Y el planeta se lo creyó. Siguió girando y maldiciendo la mala suerte que tienen algunos. Todo el mundo se creyó que fue un accidente, excepto una persona, una sola persona que apuraba el café en un bar del centro dos días después. Ella sabía lo que había sido. Un crimen. Un crimen perfecto. Nada de esas leyendas infantiles donde el maleante siempre recibe el castigo. Eso no era así en el mundo real. El medio millón de dólares que tenía en su habitación del hotel así lo atestiguaba. Mientras se encendía un cigarrillo pensó, con una sonrisa, en lo fácil que es burlar a la policía sea de donde sea…

- Señorita.- Joana se giró para descubrir tras ella dos policías nacionales.

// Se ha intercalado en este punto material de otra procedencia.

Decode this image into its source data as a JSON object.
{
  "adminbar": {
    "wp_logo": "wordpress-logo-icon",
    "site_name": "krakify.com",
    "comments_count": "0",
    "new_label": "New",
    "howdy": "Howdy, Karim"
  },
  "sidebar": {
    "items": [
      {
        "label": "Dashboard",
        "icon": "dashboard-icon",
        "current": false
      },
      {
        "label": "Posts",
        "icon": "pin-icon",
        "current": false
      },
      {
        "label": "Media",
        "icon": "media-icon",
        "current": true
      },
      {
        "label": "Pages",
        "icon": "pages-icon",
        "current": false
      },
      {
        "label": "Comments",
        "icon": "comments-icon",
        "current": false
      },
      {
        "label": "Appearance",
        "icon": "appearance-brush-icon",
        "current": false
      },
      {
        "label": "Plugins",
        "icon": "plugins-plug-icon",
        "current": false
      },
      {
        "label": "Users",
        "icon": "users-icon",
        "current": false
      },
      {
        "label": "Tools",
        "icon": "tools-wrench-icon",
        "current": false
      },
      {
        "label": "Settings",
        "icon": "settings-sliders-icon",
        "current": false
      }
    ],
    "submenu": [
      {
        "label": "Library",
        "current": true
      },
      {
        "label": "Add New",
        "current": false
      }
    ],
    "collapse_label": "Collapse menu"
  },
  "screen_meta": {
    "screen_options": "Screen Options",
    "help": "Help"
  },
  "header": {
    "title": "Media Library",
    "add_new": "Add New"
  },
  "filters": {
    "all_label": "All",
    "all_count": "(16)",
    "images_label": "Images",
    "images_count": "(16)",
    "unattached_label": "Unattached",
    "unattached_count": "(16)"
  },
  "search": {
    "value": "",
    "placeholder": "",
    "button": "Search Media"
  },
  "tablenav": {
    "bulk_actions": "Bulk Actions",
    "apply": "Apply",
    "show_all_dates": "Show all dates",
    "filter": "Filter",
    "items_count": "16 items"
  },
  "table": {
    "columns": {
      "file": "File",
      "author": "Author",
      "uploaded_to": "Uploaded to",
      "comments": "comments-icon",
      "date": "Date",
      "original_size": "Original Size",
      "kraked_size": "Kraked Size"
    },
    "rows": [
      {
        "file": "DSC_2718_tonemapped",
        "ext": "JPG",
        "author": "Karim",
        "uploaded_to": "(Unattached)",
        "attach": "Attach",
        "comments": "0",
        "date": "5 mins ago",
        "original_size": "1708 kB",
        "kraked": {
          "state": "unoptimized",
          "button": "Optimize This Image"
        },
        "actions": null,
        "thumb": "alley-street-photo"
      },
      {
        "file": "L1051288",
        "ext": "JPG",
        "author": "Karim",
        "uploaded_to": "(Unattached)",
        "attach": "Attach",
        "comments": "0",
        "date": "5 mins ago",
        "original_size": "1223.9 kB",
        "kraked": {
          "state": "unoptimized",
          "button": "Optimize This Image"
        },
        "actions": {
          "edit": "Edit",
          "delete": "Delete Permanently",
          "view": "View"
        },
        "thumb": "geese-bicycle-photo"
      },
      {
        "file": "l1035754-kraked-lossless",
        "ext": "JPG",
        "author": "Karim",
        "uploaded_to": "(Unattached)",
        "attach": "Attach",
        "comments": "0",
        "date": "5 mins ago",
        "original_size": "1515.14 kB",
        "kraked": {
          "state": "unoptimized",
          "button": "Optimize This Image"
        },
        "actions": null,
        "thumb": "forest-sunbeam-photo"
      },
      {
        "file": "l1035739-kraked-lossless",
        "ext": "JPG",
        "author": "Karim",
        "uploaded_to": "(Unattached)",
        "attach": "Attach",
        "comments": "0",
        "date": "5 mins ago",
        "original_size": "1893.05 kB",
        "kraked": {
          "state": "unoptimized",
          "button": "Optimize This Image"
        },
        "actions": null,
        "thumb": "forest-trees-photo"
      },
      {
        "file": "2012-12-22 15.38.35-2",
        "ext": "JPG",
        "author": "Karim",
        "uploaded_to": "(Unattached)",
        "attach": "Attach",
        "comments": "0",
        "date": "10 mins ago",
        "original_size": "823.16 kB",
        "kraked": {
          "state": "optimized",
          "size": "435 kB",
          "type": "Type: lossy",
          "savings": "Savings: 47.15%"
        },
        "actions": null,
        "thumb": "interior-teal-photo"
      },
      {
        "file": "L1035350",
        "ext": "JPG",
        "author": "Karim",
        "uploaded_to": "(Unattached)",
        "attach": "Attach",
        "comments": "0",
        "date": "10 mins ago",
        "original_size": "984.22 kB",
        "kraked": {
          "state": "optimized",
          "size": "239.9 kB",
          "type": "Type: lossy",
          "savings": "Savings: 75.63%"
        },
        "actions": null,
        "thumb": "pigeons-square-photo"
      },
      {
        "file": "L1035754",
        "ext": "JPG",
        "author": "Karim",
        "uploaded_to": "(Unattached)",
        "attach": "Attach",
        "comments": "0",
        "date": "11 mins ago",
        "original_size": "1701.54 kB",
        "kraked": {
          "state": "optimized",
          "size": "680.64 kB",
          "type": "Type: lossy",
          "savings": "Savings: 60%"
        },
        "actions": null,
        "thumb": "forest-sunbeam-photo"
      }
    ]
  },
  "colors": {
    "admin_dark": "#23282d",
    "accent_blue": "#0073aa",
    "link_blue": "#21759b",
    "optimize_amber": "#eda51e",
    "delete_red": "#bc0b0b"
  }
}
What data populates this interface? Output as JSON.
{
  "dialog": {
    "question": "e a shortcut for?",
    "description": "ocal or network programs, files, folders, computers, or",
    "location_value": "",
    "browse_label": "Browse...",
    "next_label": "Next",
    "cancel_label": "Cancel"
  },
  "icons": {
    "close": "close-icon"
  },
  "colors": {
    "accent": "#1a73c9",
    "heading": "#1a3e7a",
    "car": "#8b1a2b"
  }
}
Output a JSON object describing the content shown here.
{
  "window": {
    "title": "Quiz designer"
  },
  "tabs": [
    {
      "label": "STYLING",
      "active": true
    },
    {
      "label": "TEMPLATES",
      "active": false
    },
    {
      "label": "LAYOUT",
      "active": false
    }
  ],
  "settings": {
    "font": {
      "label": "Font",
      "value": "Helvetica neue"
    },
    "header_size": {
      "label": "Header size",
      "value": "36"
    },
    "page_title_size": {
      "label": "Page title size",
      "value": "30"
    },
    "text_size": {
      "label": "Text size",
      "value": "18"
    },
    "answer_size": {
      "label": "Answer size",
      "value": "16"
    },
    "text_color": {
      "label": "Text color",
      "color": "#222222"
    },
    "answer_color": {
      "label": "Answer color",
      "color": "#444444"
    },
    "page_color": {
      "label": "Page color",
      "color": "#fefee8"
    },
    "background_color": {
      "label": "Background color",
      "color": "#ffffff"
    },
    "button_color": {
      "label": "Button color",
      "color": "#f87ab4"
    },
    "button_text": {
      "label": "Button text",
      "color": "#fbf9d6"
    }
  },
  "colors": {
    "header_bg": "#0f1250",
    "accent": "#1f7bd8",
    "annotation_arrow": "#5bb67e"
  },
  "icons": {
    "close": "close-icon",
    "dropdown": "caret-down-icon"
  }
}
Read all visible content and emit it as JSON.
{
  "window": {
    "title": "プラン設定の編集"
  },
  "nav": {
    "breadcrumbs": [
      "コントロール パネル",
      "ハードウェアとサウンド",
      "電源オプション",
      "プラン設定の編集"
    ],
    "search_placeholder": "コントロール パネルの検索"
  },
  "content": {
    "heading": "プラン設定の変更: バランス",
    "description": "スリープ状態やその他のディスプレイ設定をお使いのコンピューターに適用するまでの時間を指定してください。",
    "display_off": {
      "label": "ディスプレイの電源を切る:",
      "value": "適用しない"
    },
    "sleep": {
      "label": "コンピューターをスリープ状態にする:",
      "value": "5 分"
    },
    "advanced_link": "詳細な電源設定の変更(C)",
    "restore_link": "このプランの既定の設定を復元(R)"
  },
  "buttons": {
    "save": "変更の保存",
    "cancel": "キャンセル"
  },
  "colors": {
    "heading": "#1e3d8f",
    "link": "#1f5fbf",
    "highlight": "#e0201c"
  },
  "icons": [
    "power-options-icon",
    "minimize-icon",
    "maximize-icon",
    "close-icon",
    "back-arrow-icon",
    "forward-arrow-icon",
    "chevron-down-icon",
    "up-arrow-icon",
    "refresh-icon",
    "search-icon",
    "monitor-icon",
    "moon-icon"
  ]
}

- ¿Yes? ¿Sí?- dijo, tragando saliva.

- Aquí no se puede fumar.- contestó uno de los agentes, señalando el cartel donde lo indicaba.

- ¡oh! ¡Okéi! Gracias…

- ¡Manolo! ¡Ponnos dos cafés, que dentro de na’ empezamos turno!- dijo el otro agente, dirigiéndose al camarero y sentándose en uno de los taburetes de la barra, secundado por su compañero.

- Lo que yo decía…- susurró para sí misma Joana.- Un crimen perfecto.